ところが二次相続では、その配偶者がもういません。配偶者の税額軽減を使える人が存在しないのです。一次でブレーキ役だった制度が、二次では丸ごと外れる。これが二次相続でいちばん効いてくる差です。一次相続ではほぼゼロだった税が、二次でいきなり数百万円に跳ね上がる——その主因は、たいていここにあります。

相続専門税理士 藤本のチェックポイント
ご相談いただくなかで、「一次相続のときは税金がほとんどかからなかったから、二次も大丈夫だと思っていました」とおっしゃる方がとても多いんです。一次がゼロに近かったのは、配偶者の税額軽減がしっかり働いていたから。二次ではそれが使えない、とだけ覚えておいていただけると、心づもりが変わってきますよ。
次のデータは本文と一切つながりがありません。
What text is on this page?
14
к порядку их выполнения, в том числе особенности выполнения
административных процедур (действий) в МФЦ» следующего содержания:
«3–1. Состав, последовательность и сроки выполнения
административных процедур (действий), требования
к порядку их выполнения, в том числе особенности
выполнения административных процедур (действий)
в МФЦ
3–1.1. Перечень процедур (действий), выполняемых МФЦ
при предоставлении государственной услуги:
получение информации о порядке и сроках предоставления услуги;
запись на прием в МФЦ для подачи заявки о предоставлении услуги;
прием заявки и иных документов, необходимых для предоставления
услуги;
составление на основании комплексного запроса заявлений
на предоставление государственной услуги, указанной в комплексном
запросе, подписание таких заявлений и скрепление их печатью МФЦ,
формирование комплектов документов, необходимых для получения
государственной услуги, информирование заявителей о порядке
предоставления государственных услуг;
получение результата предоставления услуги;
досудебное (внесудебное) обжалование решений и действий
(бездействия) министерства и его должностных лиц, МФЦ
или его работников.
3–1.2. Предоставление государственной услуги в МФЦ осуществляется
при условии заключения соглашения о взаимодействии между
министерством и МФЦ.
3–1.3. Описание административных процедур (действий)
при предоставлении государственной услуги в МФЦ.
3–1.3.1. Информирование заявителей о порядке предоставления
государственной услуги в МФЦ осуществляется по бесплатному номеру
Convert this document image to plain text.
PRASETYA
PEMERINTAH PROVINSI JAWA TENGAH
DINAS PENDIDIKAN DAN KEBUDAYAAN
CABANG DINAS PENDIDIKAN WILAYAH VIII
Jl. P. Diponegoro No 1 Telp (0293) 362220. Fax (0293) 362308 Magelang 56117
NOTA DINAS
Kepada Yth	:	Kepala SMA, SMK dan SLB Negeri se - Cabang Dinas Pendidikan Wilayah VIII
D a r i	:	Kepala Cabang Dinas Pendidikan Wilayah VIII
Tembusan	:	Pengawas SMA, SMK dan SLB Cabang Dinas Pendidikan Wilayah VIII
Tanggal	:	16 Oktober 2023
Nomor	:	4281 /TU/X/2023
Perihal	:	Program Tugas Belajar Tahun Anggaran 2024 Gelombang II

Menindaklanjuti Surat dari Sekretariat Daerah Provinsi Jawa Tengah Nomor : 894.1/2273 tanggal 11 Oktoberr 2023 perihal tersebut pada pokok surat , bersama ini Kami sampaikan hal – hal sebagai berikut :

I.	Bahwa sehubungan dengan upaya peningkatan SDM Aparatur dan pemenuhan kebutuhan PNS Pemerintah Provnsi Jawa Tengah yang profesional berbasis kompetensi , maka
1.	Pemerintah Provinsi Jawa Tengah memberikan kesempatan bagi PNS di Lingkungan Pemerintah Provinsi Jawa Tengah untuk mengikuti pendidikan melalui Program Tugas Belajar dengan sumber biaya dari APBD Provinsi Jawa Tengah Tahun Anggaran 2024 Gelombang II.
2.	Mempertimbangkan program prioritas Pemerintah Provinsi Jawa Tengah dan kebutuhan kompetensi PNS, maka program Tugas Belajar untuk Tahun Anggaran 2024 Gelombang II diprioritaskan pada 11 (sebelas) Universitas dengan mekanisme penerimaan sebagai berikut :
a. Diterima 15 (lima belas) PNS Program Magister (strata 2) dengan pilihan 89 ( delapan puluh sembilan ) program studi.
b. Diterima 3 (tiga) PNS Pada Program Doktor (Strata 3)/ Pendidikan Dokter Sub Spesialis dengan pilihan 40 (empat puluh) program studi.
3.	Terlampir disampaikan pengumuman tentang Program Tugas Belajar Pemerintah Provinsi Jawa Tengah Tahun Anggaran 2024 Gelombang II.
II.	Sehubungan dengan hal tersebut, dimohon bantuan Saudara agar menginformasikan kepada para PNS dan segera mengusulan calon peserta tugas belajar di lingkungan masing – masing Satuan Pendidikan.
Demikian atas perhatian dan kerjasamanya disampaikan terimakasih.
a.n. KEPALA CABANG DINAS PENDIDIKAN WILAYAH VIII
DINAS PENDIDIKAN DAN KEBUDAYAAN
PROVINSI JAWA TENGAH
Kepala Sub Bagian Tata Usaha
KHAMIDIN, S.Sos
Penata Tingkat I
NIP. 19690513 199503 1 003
配偶者の税額軽減のしくみをもっと詳しく知りたい方は、配偶者の税額軽減のしくみで掘り下げています。
2-3. 生命保険の非課税枠が減り、財産も上乗せされる
生命保険の死亡保険金には、相続人が受け取る場合にかぎって非課税枠があります。
生命保険の非課税枠 = 500万円 × 法定相続人の数
これも法定相続人の数に連動するので、二次相続では1人ぶん、500万円小さくなります。さらに見落としやすいのが、一次相続で母が受け取った財産がそっくり母の財産に積み上がって、二次相続でまた課税対象になること。枠は縮むのに、課税される財産は逆に膨らむ。二重に不利が重なるわけですね。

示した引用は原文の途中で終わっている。